Даша как-то по-ученически кладет руки на колени и некоторое время так молча сидит. В ее облике есть что-то очень трогательное.

— Даша… Дарья. Ну, если нам надо поговорить, давайте поговорим.

— У меня по правилам волонтеров не должно быть вопросов. Я должна отвечать на вашу потребность в общении.

— То есть предполагается, что у меня есть потребность в общении?

— Ну да. Потребность в общении есть у всех.

— А вдруг у меня нет?

— Ну… значит, нет. Да, так тоже бывает.

— Как-то вы быстро с этим согласились. Это ведь означает «ну ладно, тогда давайте, до свидания, будьте здоровы, не скучайте в ожидании смертной казни», да?

— Нет. Нет. Я не хотела, чтобы вот так.

— А что вы хотели? Что от меня требуется? Вы хотели обсудить социологические аспекты смертной казни в наше непростое время?

— Нет. Я… мне важно было просто пообщаться с людьми… с человеком, который…

— То есть, возвращаемся к тыканию в жука палочкой.

— Нет.

— А что тогда?

— Ну… мне бы хотелось, чтобы наше общение было для вас в том числе приятным. Не только для меня интересным, но и для вас приятным, каким-то сглаживающим, что ли.

— Утешить?

— Нет, я вас утешать не собиралась.

— Ну, слава Богу.
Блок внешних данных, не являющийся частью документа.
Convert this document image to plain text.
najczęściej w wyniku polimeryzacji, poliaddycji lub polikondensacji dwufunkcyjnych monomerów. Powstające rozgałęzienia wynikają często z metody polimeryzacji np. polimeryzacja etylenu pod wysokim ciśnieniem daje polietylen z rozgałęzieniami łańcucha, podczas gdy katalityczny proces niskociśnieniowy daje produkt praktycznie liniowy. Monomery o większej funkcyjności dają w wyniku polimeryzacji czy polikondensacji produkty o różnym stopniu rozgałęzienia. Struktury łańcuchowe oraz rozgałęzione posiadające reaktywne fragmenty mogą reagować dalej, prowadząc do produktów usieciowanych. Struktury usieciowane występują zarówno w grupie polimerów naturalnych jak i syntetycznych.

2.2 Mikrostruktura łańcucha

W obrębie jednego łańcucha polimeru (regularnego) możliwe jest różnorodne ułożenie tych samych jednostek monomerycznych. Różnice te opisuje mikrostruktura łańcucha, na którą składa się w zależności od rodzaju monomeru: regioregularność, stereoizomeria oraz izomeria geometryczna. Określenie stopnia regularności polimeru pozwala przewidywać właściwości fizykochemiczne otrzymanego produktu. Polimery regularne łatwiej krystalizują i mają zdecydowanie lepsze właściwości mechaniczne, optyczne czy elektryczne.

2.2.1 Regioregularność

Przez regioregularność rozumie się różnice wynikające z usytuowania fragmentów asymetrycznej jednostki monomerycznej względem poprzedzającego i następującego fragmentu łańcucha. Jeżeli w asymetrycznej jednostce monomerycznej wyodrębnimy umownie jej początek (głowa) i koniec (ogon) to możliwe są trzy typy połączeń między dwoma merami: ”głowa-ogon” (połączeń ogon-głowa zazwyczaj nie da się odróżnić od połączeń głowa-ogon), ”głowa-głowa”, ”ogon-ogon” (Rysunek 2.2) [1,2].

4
Я очень рад.

— Сергей… простите… если мое присутствие вас раздражает, я могу и даже обязана немедленно уйти.

— Да побойтесь Бога, Даша! Да вы что? Да вы только представьте, как я тут живу. Каждый день могут расстрелять, ни с кем толком не пообщаться, только в интернете, гнию тут, как живой труп. И приходит со мной поговорить вот такая прекрасная Даша. Ну как же я буду отказываться от общения с вами? Нет уж, раз пришли, так давайте будем как-то коммуницировать.  Я только за, со своей стороны.

— Я тоже.

— Ну отлично. Давайте. Расскажите о себе.

— Я Даша.

— Да, я уже в курсе.

— Учусь на социологическом факультете МГУ.

— Сами поступили? Бюджетный? Или родители?

— Если честно, родители помогают. Оплачивают.

— Ну ясно.

— Вы меня теперь будете презирать? Вы ведь профессор.

— Старший преподаватель. Нет, я вас презирать не буду, не в моем положении кого-то презирать. Для человека, который скоро умрет, презирать кого-то — очень глупо. А откуда вы? Кто родители?

— Я из Мурома. Владимирская область. Родители… в общем, отец у меня прокурор города.

— Ну круто. Повезло вам. Это хорошая жизненная позиция — юный социолог, дочь прокурора красивого исторического города.

— Я знала, что вы будете меня презирать. Я к этому подготовилась.

— Да я вас и не презираю. Господь с вами. Я вам совершенно искренне скажу, что нет ничего стыдного в том, чтобы быть дочерью прокурора и в том, чтобы быть самим прокурором, тоже ничего стыдного нет. Это просто такая государственная должность. Ничего ни плохого, ни хорошего в этой должности нет. Но вот то, что эта должность дает дополнительные возможности таким девушкам, как вы, это хорошо.

— Я хожу на митинги.

— Избываете выдуманную вину отца?

— Нет. Почему вину. Отец мой — честный человек. Такой, знаете, служака.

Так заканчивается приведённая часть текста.